E. F. Schumacher (1911-1977)

Level:
A-Level
Board:
AQA, Edexcel

Last updated 30 Dec 2018

German-born Ernst Friedrich Schumacher was a ground-breaking economist. A Rhodes scholar who studied at Oxford and Colombia, Schumacher worked with William Beveridge on his famous report that became the blueprint for the UK's Welfare State. He also worked with various British governments advising the coal industry after it was nationalised.

Perhaps surprisingly, for someone we see as an environmentalist, he was a strong advocate of continued coal production in the UK. However, he did stress the importance of both producing and conserving the coal (at a time when oil production elsewhere in the world had led many to suggest that coal production could be scaled down significantly). He was also an opponent of nuclear energy, because of the issue of dealing with nuclear waste.

His biggest contribution to environmentalism is in relation to his questioning of the need for ever-increasing growth, and the alternative that he developed: a smaller-scale, sustainable economics that required less capital and less energy: what he later came to call Buddhist economics.

His best known book - a collection of essays - was Small Is Beautiful: A Study of Economics As If People Mattered. The central principle of this was to develop an economics that sought to maximise people's wellbeing while at the same time as minimising their consumption.
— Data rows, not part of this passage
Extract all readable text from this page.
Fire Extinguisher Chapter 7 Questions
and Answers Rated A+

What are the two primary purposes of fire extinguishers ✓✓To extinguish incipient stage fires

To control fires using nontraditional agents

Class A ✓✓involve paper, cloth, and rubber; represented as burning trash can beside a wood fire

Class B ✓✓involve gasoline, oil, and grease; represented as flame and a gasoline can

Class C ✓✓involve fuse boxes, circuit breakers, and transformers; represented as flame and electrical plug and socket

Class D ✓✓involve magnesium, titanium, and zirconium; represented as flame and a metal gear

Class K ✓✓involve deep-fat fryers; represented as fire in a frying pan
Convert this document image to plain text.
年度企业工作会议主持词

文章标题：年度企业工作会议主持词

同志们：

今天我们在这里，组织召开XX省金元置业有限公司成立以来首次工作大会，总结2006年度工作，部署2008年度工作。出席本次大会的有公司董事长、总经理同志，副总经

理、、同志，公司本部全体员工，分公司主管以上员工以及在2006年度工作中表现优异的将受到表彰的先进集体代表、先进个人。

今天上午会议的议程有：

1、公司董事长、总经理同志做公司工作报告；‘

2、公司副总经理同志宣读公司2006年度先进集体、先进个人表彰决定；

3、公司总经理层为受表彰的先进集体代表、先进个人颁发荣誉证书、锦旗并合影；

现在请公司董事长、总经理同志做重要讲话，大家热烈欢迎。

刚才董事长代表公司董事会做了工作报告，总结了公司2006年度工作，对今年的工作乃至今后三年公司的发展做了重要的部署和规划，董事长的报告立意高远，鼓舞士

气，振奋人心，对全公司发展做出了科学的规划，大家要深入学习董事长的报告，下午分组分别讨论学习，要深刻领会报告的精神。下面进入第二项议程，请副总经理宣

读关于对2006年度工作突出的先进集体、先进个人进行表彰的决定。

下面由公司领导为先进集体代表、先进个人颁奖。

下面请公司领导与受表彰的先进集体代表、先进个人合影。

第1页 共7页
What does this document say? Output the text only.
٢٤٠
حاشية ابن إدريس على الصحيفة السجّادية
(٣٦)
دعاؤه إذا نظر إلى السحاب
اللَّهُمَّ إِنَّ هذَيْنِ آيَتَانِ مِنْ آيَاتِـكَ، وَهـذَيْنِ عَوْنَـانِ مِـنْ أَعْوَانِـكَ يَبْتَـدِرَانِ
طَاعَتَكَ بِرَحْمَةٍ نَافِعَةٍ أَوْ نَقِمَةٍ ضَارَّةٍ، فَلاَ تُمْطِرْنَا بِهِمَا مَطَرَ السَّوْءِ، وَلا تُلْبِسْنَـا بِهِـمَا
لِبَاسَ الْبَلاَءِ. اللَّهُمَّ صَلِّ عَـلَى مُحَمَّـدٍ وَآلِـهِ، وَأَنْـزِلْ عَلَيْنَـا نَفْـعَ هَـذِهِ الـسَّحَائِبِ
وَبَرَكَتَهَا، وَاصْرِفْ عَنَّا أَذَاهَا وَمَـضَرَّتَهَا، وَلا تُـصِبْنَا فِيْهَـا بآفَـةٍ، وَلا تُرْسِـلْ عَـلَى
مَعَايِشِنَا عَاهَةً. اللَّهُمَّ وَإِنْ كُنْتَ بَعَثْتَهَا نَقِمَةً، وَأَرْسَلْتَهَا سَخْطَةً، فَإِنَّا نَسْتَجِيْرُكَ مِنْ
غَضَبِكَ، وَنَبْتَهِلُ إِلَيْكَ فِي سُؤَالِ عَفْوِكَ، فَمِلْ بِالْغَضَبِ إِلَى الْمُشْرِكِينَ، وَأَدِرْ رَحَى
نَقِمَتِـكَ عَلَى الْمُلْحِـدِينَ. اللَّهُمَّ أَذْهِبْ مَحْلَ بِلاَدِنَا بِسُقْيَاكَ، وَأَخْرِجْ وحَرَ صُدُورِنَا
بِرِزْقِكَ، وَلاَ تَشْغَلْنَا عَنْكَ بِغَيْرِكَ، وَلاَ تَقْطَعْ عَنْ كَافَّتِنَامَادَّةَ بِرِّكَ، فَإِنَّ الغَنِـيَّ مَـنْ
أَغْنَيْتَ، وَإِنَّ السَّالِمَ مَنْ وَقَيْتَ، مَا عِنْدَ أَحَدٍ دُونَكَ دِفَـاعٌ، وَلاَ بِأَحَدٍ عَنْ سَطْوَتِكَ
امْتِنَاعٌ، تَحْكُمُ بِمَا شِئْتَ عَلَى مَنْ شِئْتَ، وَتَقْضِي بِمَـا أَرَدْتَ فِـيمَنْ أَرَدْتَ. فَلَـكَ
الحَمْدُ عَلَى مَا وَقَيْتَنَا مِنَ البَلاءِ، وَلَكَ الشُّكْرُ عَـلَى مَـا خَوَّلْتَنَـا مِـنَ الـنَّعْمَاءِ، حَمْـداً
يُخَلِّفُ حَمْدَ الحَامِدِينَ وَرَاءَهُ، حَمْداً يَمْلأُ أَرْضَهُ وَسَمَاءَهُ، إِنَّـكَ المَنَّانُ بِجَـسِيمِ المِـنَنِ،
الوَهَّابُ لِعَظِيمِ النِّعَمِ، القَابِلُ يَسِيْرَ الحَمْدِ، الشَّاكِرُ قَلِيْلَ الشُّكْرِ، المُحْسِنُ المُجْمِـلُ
He argued that traditional economics is based on the fallacy that commodities and goods, and money and materialism, are all more important than people and the good things that people can do and create. In that sense, his is a people-centred economics. He particularly applied it to developing countries, suggesting an alternative to the dominant modernisation theory of the period, that suggested that all countries should follow a path through industrialisation to eventually become based on mass consumption, like the UK or the USA. Instead, economics and technology should ensure that people have enough - there is no need to create excess and deplete resources beyond what is actually required. Developing world economics should be self-reliant and use the appropriate technology for their society (what he called intermediate technology). His ideas about the developing world were partly based on his personal observations on a trip to Myanmar (then Burma).

Influenced by people as diverse as Keynes, Marx and Gandhi, it is Schumacher's work on the finite nature of resources that has had the greatest impact on environmentalism. The economic orthodoxy of the 20th century was one that would lead to us running out of the natural resources upon which our economy was based: a sustainable economy needed to be based on quite different principles.